When I rebooted the VM, the metadata information was obtained successfully:
[   42.184307] cloud-init[787]: Cloud-init v. 18.5 running 'init' at Mon, 16 Aug 2021 11:29:40 +0000. Up 30.23 seconds.
...
[[0;32m  OK  [0m] Started Initial cloud-init job (metadata service crawler).

As we can see in the ovn-metadata-agent logs, several requests were received from the VM IP:
2021-08-16 11:29:41.426 111911 INFO eventlet.wsgi.server [-] 10.46.21.241,<local> "GET /openstack HTTP/1.1" status: 200  len: 230 time: 0.4844251                                                                                            
2021-08-16 11:29:41.907 111911 INFO eventlet.wsgi.server [-] 10.46.21.241,<local> "GET /openstack HTTP/1.1" status: 200  len: 230 time: 0.4769990                                                                                            
2021-08-16 11:29:43.014 111911 INFO eventlet.wsgi.server [-] 10.46.21.241,<local> "GET /openstack/2018-08-27/meta_data.json HTTP/1.1" status: 200  len: 2187 time: 1.1038783
2021-08-16 11:29:43.514 111911 INFO eventlet.wsgi.server [-] 10.46.21.241,<local> "GET /openstack/2018-08-27/user_data HTTP/1.1" status: 200  len: 135 time: 0.4969020
2021-08-16 11:29:44.043 111911 INFO eventlet.wsgi.server [-] 10.46.21.241,<local> "GET /openstack/2018-08-27/vendor_data.json HTTP/1.1" status: 200  len: 128 time: 0.5247002
2021-08-16 11:29:45.139 111911 INFO eventlet.wsgi.server [-] 10.46.21.241,<local> "GET /openstack/2018-08-27/network_data.json HTTP/1.1" status: 200  len: 451 time: 1.0909605
...





I will provide the full console logs from two VMs that were spawned almost simultaneously and failed to contact the metadata service and the ovn metadata agent log file.






Version-Release number of selected component (if applicable):
RHOS-16.2-RHEL-8-20210811.n.1
[root@controller-1 ~]# podman exec -ituroot ovn_metadata_agent rpm -qa | grep ovn
python3-networking-ovn-7.4.2-2.20210601204824.el8ost.10.noarch
python3-networking-ovn-metadata-agent-7.4.2-2.20210601204824.el8ost.10.noarch
[root@controller-1 ~]# podman exec -ituroot ovn_controller rpm -qa | grep ovn                                                                                                                                                                
ovn-2021-21.06.0-17.el8fdp.x86_64
rhosp-ovn-2021-4.el8ost.1.noarch
ovn-2021-host-21.06.0-17.el8fdp.x86_64
rhosp-ovn-host-2021-4.el8ost.1.noarch


How reproducible:
It doesn't happen often.
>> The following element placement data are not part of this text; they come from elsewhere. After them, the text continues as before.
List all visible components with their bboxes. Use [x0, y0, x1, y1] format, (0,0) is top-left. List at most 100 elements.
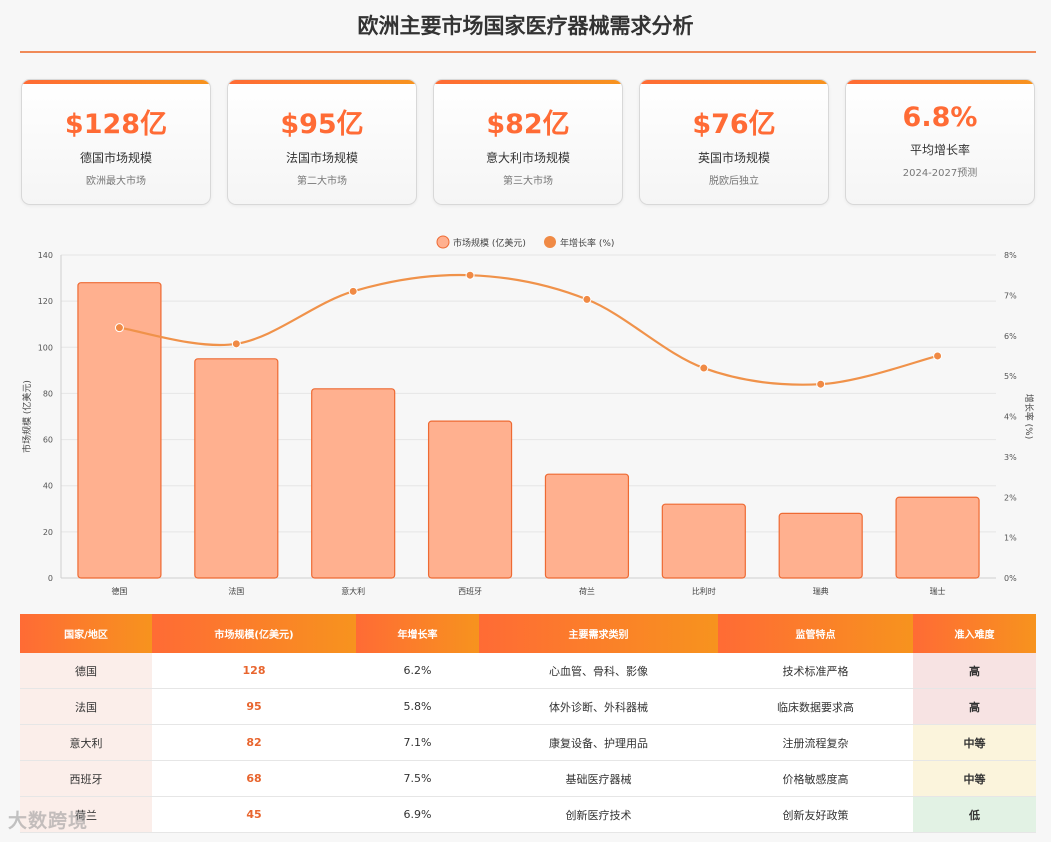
y-tick-label: 100	[38, 343, 53, 352]
growth-rate-line	[119, 273, 938, 386]
bar-德国	[77, 282, 162, 579]
table-row: 荷兰 45 6.9% 创新医疗技术 创新友好政策 低	[20, 796, 1036, 833]
header-difficulty: 准入难度	[913, 614, 1036, 653]
cell-growth: 7.1%	[356, 724, 479, 761]
stat-subtitle: 第三大市场	[503, 176, 553, 187]
y-right-tick-label: 7%	[1004, 291, 1017, 300]
stat-card-italy: $82亿 意大利市场规模 第三大市场	[433, 79, 623, 205]
page-title: 欧洲主要市场国家医疗器械需求分析	[357, 14, 694, 38]
stat-card-france: $95亿 法国市场规模 第二大市场	[227, 79, 417, 205]
x-tick-label: 比利时	[692, 586, 716, 596]
cell-regulation: 技术标准严格	[718, 653, 913, 689]
cell-difficulty: 高	[913, 653, 1036, 689]
cell-country: 法国	[20, 688, 152, 725]
stat-label: 法国市场规模	[285, 151, 358, 165]
table-row: 西班牙 68 7.5% 基础医疗器械 价格敏感度高 中等	[20, 760, 1036, 797]
bar-比利时	[661, 503, 746, 579]
x-tick-label: 西班牙	[458, 586, 482, 596]
market-chart: 0 20 40 60 80 100 120 140 0% 1% 2% 3% 4% 5% 6% 7% 8% 市场规模…	[21, 235, 1035, 596]
y-right-tick-label: 6%	[1004, 332, 1017, 341]
x-tick-label: 德国	[111, 586, 127, 596]
stat-value: $82亿	[486, 109, 570, 140]
cell-growth: 5.8%	[356, 688, 479, 725]
x-tick-label: 荷兰	[579, 586, 595, 596]
growth-point-荷兰	[582, 294, 592, 304]
cell-difficulty: 高	[913, 688, 1036, 725]
y-tick-label: 40	[43, 482, 53, 491]
growth-point-法国	[231, 339, 241, 349]
stat-subtitle: 2024-2027预测	[902, 168, 978, 179]
cell-market-size: 68	[152, 760, 356, 797]
y-right-tick-label: 4%	[1004, 413, 1017, 422]
stat-subtitle: 脱欧后独立	[709, 176, 759, 187]
x-tick-label: 意大利	[341, 586, 365, 596]
bar-法国	[194, 358, 279, 579]
growth-point-意大利	[348, 286, 358, 296]
legend-swatch-line	[544, 236, 556, 248]
header-regulation: 监管特点	[718, 614, 913, 653]
cell-category: 创新医疗技术	[479, 796, 718, 833]
y-right-tick-label: 8%	[1004, 251, 1017, 260]
x-tick-label: 法国	[228, 586, 244, 596]
market-table: 国家/地区 市场规模(亿美元) 年增长率 主要需求类别 监管特点 准入难度 德国…	[20, 614, 1036, 833]
stat-value: $76亿	[692, 109, 776, 140]
cell-category: 基础医疗器械	[479, 760, 718, 797]
stat-subtitle: 欧洲最大市场	[86, 176, 146, 187]
table-header-row: 国家/地区 市场规模(亿美元) 年增长率 主要需求类别 监管特点 准入难度	[20, 614, 1036, 653]
stat-label: 意大利市场规模	[485, 151, 570, 165]
y-tick-label: 140	[38, 251, 53, 260]
cell-difficulty: 低	[913, 796, 1036, 833]
legend-label: 年增长率 (%)	[560, 237, 614, 249]
cell-regulation: 注册流程复杂	[718, 724, 913, 761]
growth-point-西班牙	[465, 270, 475, 280]
table-row: 意大利 82 7.1% 康复设备、护理用品 注册流程复杂 中等	[20, 724, 1036, 761]
stat-label: 英国市场规模	[697, 151, 770, 165]
stat-card-uk: $76亿 英国市场规模 脱欧后独立	[639, 79, 829, 205]
growth-point-瑞典	[816, 379, 826, 389]
legend-label: 市场规模 (亿美元)	[453, 237, 526, 249]
stat-card-germany: $128亿 德国市场规模 欧洲最大市场	[21, 79, 211, 205]
y-tick-label: 80	[43, 389, 53, 398]
growth-point-比利时	[699, 363, 709, 373]
table-row: 德国 128 6.2% 心血管、骨科、影像 技术标准严格 高	[20, 653, 1036, 689]
bar-荷兰	[544, 473, 630, 579]
bar-西班牙	[427, 420, 513, 579]
cell-regulation: 临床数据要求高	[718, 688, 913, 725]
y-tick-label: 60	[43, 436, 53, 445]
cell-category: 心血管、骨科、影像	[479, 653, 718, 689]
cell-regulation: 价格敏感度高	[718, 760, 913, 797]
y-right-axis-title: 增长率 (%)	[1023, 394, 1035, 439]
x-tick-label: 瑞典	[813, 586, 829, 596]
watermark-logo: 大数跨境	[8, 810, 89, 832]
y-right-tick-label: 5%	[1004, 372, 1017, 381]
stat-label: 德国市场规模	[79, 151, 152, 165]
cell-country: 意大利	[20, 724, 152, 761]
cell-regulation: 创新友好政策	[718, 796, 913, 833]
cell-difficulty: 中等	[913, 760, 1036, 797]
y-axis-title: 市场规模 (亿美元)	[21, 380, 33, 453]
bar-意大利	[311, 388, 396, 579]
legend-swatch-bar	[436, 235, 450, 249]
bar-瑞典	[778, 512, 863, 579]
cell-country: 西班牙	[20, 760, 152, 797]
cell-market-size: 128	[152, 653, 356, 689]
growth-point-瑞士	[933, 351, 943, 361]
cell-country: 荷兰	[20, 796, 152, 833]
cell-growth: 6.2%	[356, 653, 479, 689]
y-tick-label: 20	[43, 528, 53, 537]
x-tick-label: 瑞士	[930, 586, 946, 596]
title-divider	[20, 51, 1036, 53]
stat-label: 平均增长率	[909, 143, 970, 157]
y-tick-label: 0	[48, 574, 53, 583]
stat-value: 6.8%	[902, 102, 978, 133]
cell-difficulty: 中等	[913, 724, 1036, 761]
cell-growth: 7.5%	[356, 760, 479, 797]
stat-subtitle: 第二大市场	[297, 176, 347, 187]
stat-value: $128亿	[64, 109, 168, 140]
header-market-size: 市场规模(亿美元)	[152, 614, 356, 653]
header-category: 主要需求类别	[479, 614, 718, 653]
cell-market-size: 45	[152, 796, 356, 833]
cell-market-size: 95	[152, 688, 356, 725]
bar-瑞士	[895, 496, 980, 579]
y-right-tick-label: 3%	[1004, 453, 1017, 462]
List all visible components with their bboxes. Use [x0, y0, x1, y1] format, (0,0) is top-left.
I had to rerun all our tempest SR-IOV tests several times in order to reproduce it once.

Steps to Reproduce:
1. Create a direct type port, connected to the external network
2. Create a VM with that port
3. Check the VM could not connect to the metadata service (hostname is wrong, authorized_keys file is empty)

Actual results:
Metadata service is not accessible from a VM so SSH key can not be obtained. It is not possible to connect to VM using SSH.

Expected results:
Metadata service is accessible from VM. It is possible to connect to VM using SSH.